Wikileaks: EU, US could give shipping lines greater bargaining power

Wikileaks: EU, US could give shipping lines greater bargaining power

WASHINGTON — The U.S. and European Union are in talks over a new trade deal that could give shipping lines greater bargaining power over port services and give multimodal operators priority to tap inland freight connections, according to documents shared Wednesday by Wikileaks.

The whistleblower website announced it had unearthed a trove of secret documents that shed light on closed-door trade negotiations between the U.S. and bevy of World Trade Organization countries.

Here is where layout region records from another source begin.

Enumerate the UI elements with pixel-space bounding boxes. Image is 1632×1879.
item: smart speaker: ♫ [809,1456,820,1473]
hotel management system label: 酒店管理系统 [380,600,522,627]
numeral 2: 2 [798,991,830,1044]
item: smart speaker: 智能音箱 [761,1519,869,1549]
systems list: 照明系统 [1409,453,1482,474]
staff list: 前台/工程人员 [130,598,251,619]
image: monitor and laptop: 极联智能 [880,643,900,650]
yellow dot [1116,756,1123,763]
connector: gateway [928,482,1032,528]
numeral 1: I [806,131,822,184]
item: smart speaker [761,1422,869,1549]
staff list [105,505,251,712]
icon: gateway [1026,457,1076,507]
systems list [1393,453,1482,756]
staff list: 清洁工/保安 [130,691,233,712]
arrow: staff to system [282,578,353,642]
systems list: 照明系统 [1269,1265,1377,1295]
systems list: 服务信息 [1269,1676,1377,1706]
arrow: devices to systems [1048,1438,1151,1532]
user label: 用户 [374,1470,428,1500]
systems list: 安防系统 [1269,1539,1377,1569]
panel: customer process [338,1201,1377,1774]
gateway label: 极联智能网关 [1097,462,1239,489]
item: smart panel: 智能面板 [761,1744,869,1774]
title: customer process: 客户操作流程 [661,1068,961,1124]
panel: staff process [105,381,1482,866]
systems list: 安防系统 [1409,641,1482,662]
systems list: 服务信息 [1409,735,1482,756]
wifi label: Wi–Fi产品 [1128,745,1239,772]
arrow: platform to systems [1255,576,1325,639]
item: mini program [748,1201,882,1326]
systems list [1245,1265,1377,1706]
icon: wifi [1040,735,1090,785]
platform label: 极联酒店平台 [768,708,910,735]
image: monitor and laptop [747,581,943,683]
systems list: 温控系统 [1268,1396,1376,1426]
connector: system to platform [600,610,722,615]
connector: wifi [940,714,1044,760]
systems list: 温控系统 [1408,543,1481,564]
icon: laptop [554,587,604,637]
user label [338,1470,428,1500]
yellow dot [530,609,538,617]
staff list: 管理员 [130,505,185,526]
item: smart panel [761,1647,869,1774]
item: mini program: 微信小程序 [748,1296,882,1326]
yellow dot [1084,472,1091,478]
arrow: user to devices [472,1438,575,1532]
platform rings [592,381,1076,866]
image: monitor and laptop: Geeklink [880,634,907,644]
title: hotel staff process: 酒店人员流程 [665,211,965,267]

What is now being called the “largest leak of secret trade negotiations in history” has proven to be added fodder for those who oppose a number of international trade deals the White House is currently considering, as well as new legislation to “fast track” those deals through Congress.

The 17 different documents released by Wikileaks detail the behind-the-scenes negotiations for a global trade deal known as the Trade in Services Agreement. The agreement between the U.S., EU and over 20 WTO members would ease restrictions on the worldwide trade of services such as banking, healthcare and transport — services which now make up nearly 80 percent of U.S. and EU economies.

According to the Wikileaks, TISA would take a major step towards deregulating financial industries and could impact almost any law regulating local and domestic maritime and air traffic so long as traded service is involved.

The disclosure has added fuel to the fire of labor unions in the U.S. and elsewhere, who have been resolutely opposed to TISA among of slew of other international trade agreements now under consideration.

The International Transport Workers’ Federation, a confederation of roughly 700 unions in the transportation sector, claim the documents reveal strong support for consolidating power in big transport industry players while casting aside public interest, jobs and a free forum for workers.

According to the federation, the TISA deal now under negotiation will only “enhance the bargaining power of major shipping lines over port services and give global port operators further consolidated power.”

Moreover, it will also “allow multimodal transport operators unfettered access to and rights to supply road, rail or inland waterways transport services, generally public infrastructure — and enable them to fast-track their goods through ports.”

But the documents released this week have far-reaching implications for more than just the TISA deal.

TISA is part of a trio of trade deals currently in the works known as the “T-treaty trinity,” which includes TISA’s better-known cousins the Trans-Pacific Partnership and the Trans-Atlantic Trade and Investment Partnership.

While it is standard procedure for trade deal negotiations to remain confidential, until the deals are ratified at least, all three trade deals have aroused suspicion in countries on either side of the Pacific and Atlantic.

In the U.S., the deals have even isolated President Obama from many in his own party.

In recent months, Democrats have attempted to stonewall the administration's push to renew trade promotion authority legislation which would allow the president to fast track trade deals like TISA, TPP and TTIP through Congress.

So-called “fast-track” authority would give the U.S. president the power to approve international trade agreements that cannot be changed by U.S. lawmakers. Democratic efforts in the Senate to kill the bill failed, however, and the bill was passed by the Senate last month and should be taken up in the House of Representatives in a matter of days.

Top U.S. and European officials have not said if the Wikileaks documents are genuine and have repeatedly denied assertions that the trade deals now under negotiation could impact domestic or local laws.

However, the Wikileaks documents suggest just that. According to the leaked documents, the World Trade Organization tribunals could be expanded under TISA and that such tribunals could impact local laws in countries around the world.

It’s not an entirely foreign concept. Just last year, a WTO tribunal threatened sanctions against the U.S. if the country did not amend regulations that require detailed sourcing information on meat products.

During a Wednesday briefing, White House press secretary Josh Earnest said he doubted the Wikileaks documents would amount to much, as neither TPP nor TISA nor TTIP have been finalized.

"Our reaction is just simply that there is no TPP agreement right now. When we have one, it will be made public," Earnest said. "The president continues to be confident that if we're able to reach an agreement, it will be consistent with the TPA legislation that has already passed the Senate and hopefully will soon pass the House."

Wikileaks has announced it will be offering a $100,000 bounty for the remaining chapters of the TPP. The whistleblowing platform has previously leaked TPP chapters, including sections on intellectual property rights, the environment and investment. Wikileaks has called the chapters that still remain missing “America’s most-wanted secret.”